By Marcus Leach

Jeremy Cook, chief economist at the foreign exchange company, World First, has warned that despite GDP growth there are still dark clouds hanging over the economy.

A 0.3% GDP growth, driven by the service sector, prevented a triple dip recession, yet there are still many obstacles to overcome, according to Cook.

“So, it's not a triple-dip recession. However, today's sunshine fails to mask the dark clouds that are still gathering around the UK economy," he said.

“Inflation is too high, consumer demand and business investment too low, and the yoke of austerity remains a crushing presence.

“The numbers also show that the UK economy has, in effect, stagnated for the best part of two years despite £375bn of asset purchases from the Bank of England, the lowest interest rates on record for the longest period of time in history, and countless budget cuts in the fiscal space.

“Inflationary pressures may weaken through the summer if the tilt lower in commodities continues, but real relief will only come when wage demands start to pick-up; a distant prospect at the moment.

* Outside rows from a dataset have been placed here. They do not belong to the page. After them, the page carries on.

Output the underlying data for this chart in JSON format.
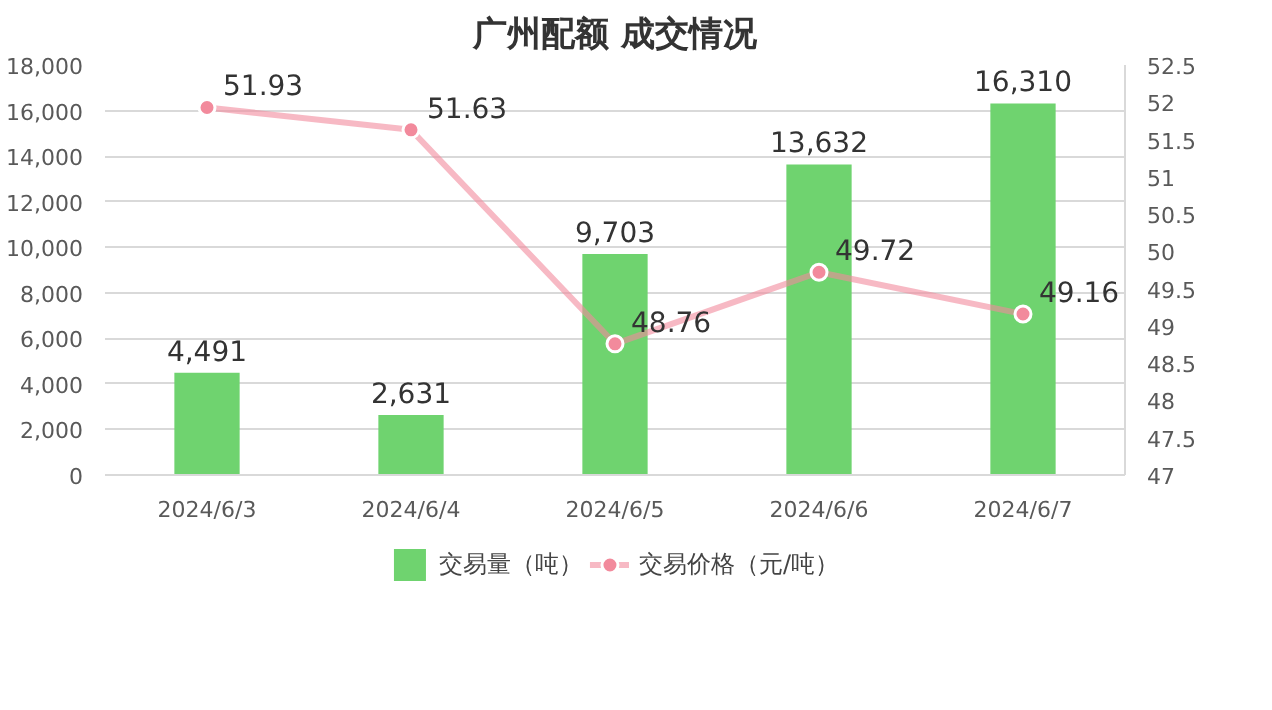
{
  "chart_data": {
    "type": "bar",
    "title": "广州配额 成交情况",
    "categories": [
      "2024/6/3",
      "2024/6/4",
      "2024/6/5",
      "2024/6/6",
      "2024/6/7"
    ],
    "series": [
      {
        "name": "交易量（吨）",
        "color": "#6fd36f",
        "values": [
          4491,
          2631,
          9703,
          13632,
          16310
        ],
        "value_labels": [
          "4,491",
          "2,631",
          "9,703",
          "13,632",
          "16,310"
        ]
      },
      {
        "name": "交易价格（元/吨）",
        "type": "line",
        "axis": "y2",
        "color": "#f28a9c",
        "marker": "circle",
        "values": [
          51.93,
          51.63,
          48.76,
          49.72,
          49.16
        ],
        "value_labels": [
          "51.93",
          "51.63",
          "48.76",
          "49.72",
          "49.16"
        ]
      }
    ],
    "ylim": [
      0,
      18000
    ],
    "yticks": [
      {
        "value": 0,
        "label": "0"
      },
      {
        "value": 2000,
        "label": "2,000"
      },
      {
        "value": 4000,
        "label": "4,000"
      },
      {
        "value": 6000,
        "label": "6,000"
      },
      {
        "value": 8000,
        "label": "8,000"
      },
      {
        "value": 10000,
        "label": "10,000"
      },
      {
        "value": 12000,
        "label": "12,000"
      },
      {
        "value": 14000,
        "label": "14,000"
      },
      {
        "value": 16000,
        "label": "16,000"
      },
      {
        "value": 18000,
        "label": "18,000"
      }
    ],
    "y2lim": [
      47,
      52.5
    ],
    "y2ticks": [
      47,
      47.5,
      48,
      48.5,
      49,
      49.5,
      50,
      50.5,
      51,
      51.5,
      52,
      52.5
    ],
    "grid": "y",
    "legend": "bottom"
  }
}
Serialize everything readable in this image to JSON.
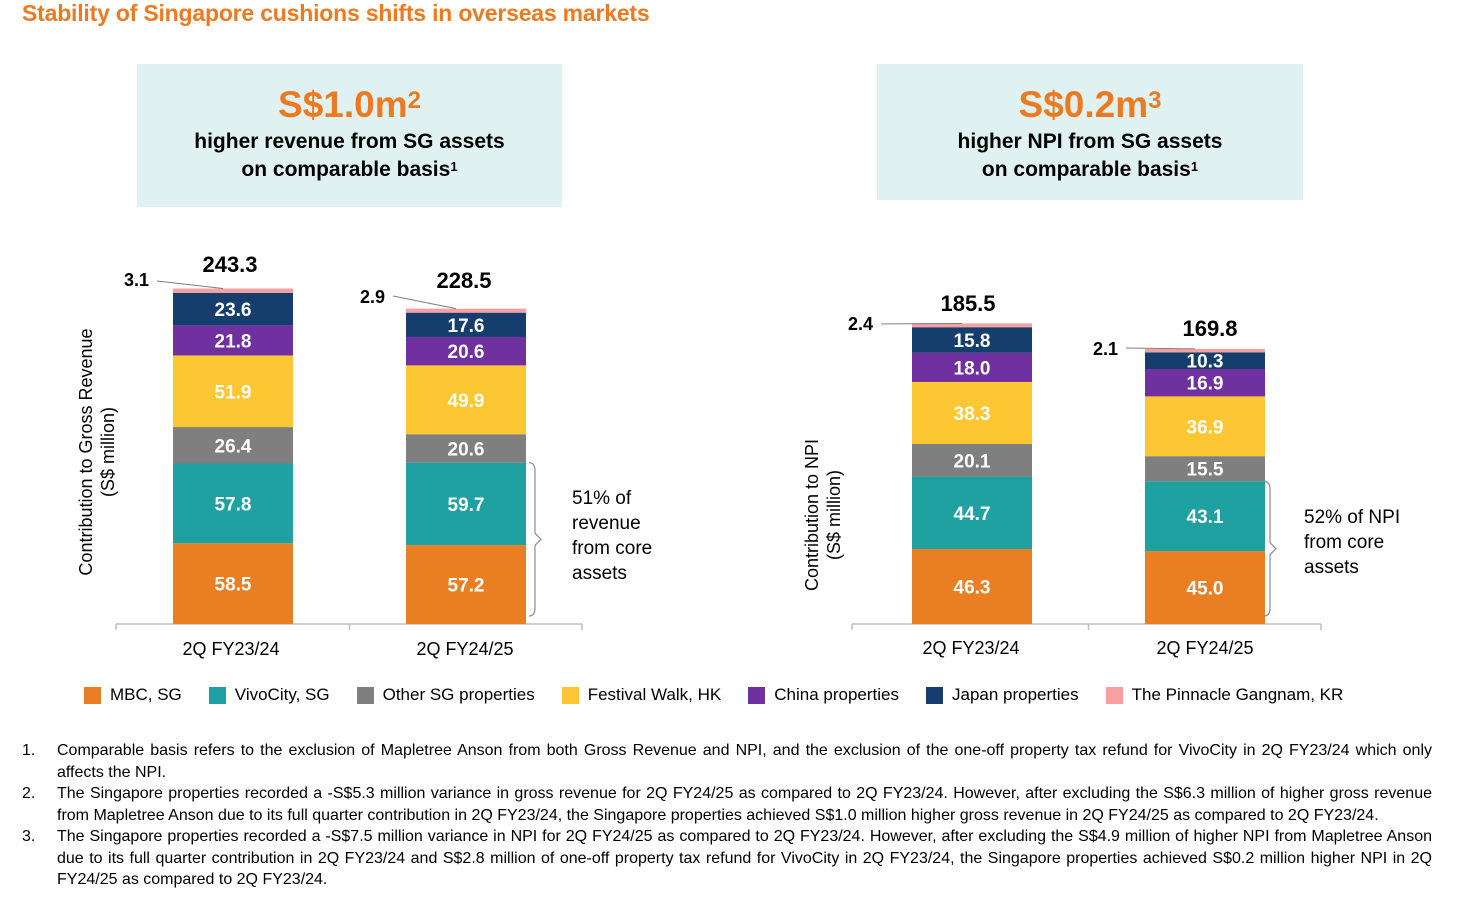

“As we feared, construction was the main laggard following a poor few months of weather limiting time on site while services rose by 0.6%. Despite this, the economy is 2.6% below the peak of 2008 and we can expect to see further chatter around Japanese style stimulus from the Bank of England once Carney takes over at the Bank of England in a few months’ time.

“Coalition politicians will crow about this figure, but just because we have stopped sinking doesn't mean we've stopped drowning."